L’hôtelier se dit confiant pour la période jusqu’au mois de septembre. Après, il s’attend à un creux saisonnier et espère le retour des touristes étrangers pour les fêtes de fin d’année. “Nous ne dépendons pas que des Européens, nous sommes plus sur un marché thaïlandais. Il ne faut jamais oublier que même si c’est tentant d’aller démarcher la clientèle européenne, on voit bien que quand il y a des coups durs, ça plonge direct”, ajoute Maxime Gaillard. 

D’autres préfèrent attendre un peu et en profitent pour créer de nouveaux circuits ou préparer des tours et une communication pour toucher une communauté anglophone. “Nous cherchons à cibler une communauté d’expatriés francophones et anglophones d’Asie, mais tant que les frontières sont fermées, il n’y a pas d’urgence,” commente Ben Lefetey. “Avec les bulles de voyage, nous devrons aussi cibler les pays qui seront autorisés, mais là-dessus nous sommes dans une incertitude totale, ça change toutes les semaines!” . 

Post-Covid-19

En attendant le retour des touristes, nombre d’acteurs du tourisme se préparent et réfléchissent déjà à comment préparer et envisager le tourisme de demain. 

Selon Nathalie Delévaux, le tourisme de demain sera plus écologique et éthique : “Nous venons de créer de nouveaux produits, de nouveaux tours orientés encore plus sur le tourisme durable et l’environnement. Nous pensons qu’après la pandémie, les gens seront plus sensibles à ces problématiques”. 

Une vision que partage Ben Lefetey : “Sur le long terme quand on voit les tendances touristiques du futur, je me dis que nous sommes plutôt bien placés, car nous ne sommes pas sur un tourisme de masse, nous proposons depuis notre création il y a 15 ans des tours privés, responsables et durables. Sur le long terme, nous serons plus forts, plus attractifs qu’avant la crise”. 
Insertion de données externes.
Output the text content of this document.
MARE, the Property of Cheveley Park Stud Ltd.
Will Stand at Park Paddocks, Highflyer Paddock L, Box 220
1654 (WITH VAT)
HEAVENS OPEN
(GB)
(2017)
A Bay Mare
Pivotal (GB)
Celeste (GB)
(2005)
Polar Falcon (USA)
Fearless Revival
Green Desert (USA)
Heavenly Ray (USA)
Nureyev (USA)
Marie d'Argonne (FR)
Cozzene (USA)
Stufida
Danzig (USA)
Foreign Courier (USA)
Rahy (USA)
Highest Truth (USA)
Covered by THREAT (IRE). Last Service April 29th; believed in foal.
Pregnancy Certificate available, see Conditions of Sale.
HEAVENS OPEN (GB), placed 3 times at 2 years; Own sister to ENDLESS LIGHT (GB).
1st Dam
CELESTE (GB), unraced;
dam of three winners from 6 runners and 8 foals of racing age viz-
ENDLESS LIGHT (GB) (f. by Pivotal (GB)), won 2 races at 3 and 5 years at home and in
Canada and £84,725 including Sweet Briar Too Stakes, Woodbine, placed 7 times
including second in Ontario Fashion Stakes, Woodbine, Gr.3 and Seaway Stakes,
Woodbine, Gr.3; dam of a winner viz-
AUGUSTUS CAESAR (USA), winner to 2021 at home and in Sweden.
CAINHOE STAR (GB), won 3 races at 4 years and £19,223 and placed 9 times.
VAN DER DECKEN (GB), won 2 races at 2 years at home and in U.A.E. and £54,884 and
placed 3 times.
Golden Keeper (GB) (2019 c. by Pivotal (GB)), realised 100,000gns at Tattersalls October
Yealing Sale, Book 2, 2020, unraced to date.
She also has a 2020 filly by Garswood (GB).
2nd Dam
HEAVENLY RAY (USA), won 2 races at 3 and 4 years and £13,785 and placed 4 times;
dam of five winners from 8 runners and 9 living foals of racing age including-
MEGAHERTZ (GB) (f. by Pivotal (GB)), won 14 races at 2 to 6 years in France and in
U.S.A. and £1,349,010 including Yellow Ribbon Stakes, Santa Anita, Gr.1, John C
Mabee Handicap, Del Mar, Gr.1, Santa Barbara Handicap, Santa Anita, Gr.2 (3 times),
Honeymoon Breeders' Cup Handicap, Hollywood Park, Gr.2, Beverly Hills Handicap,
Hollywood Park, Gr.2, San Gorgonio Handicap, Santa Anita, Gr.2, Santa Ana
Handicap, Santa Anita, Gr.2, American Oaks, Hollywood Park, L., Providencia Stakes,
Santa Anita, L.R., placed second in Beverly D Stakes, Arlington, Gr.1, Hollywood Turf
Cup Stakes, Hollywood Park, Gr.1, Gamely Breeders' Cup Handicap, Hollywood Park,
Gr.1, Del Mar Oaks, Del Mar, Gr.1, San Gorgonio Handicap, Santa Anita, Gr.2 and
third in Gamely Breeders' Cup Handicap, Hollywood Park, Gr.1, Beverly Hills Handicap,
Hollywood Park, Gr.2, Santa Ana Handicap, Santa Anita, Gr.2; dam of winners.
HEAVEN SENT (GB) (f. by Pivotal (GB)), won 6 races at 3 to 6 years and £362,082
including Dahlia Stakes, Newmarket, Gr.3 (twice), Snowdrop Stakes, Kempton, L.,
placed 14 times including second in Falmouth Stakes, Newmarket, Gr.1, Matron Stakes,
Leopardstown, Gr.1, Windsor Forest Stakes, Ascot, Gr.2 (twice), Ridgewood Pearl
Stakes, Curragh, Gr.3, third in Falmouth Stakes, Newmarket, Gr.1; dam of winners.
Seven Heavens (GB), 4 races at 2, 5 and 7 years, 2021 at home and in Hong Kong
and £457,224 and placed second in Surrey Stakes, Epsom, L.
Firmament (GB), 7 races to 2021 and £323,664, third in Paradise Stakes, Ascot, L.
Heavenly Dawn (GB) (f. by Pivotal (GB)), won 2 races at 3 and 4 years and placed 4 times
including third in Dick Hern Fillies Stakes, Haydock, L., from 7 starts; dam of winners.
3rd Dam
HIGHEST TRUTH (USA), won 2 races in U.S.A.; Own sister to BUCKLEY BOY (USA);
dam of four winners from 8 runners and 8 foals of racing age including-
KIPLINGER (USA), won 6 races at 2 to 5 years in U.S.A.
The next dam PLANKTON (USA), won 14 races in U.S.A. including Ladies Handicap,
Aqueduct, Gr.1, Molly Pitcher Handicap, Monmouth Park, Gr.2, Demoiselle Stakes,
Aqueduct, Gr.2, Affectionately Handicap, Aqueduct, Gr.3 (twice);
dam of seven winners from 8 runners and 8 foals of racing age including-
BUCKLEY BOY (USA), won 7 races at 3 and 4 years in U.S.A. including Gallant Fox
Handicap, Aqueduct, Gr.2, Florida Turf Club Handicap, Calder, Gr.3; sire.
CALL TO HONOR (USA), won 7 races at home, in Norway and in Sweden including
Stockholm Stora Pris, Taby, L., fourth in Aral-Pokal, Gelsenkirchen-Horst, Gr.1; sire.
“Les gens sont des consommateurs, quand le tourisme va reprendre ce sera comme avant, un tourisme de masse, peut-être que le monde sera plus consciencieux pendant 6 mois ou un an et puis cela va recommencer. En tout cas, je pense qu’il faudra quand même attendre qu’il y ait un vaccin”, confie plus pessimiste David Barthez. 

Pour répondre aux inquiétudes des clients après la pandémie, il faut pouvoir s’adapter et mettre en place de nouvelles mesures. “Il faudra s’adapter aux nouvelles normes en matière d’hygiène, obtenir les certificats nécessaires, mettre en place de nouvelles méthodes sanitaires dans nos bus, pour protéger nos guides, etc. Nous avons aussi une partie de notre activité tournée vers les tours “incentives” d’entreprises, là aussi nous réfléchissons à de nouvelles méthodes pour organiser des événements qui respectent les distances physiques. Mais la Thaïlande restera une destination très prisée dans le futur”, conclut Chailit Gobert de Novaway.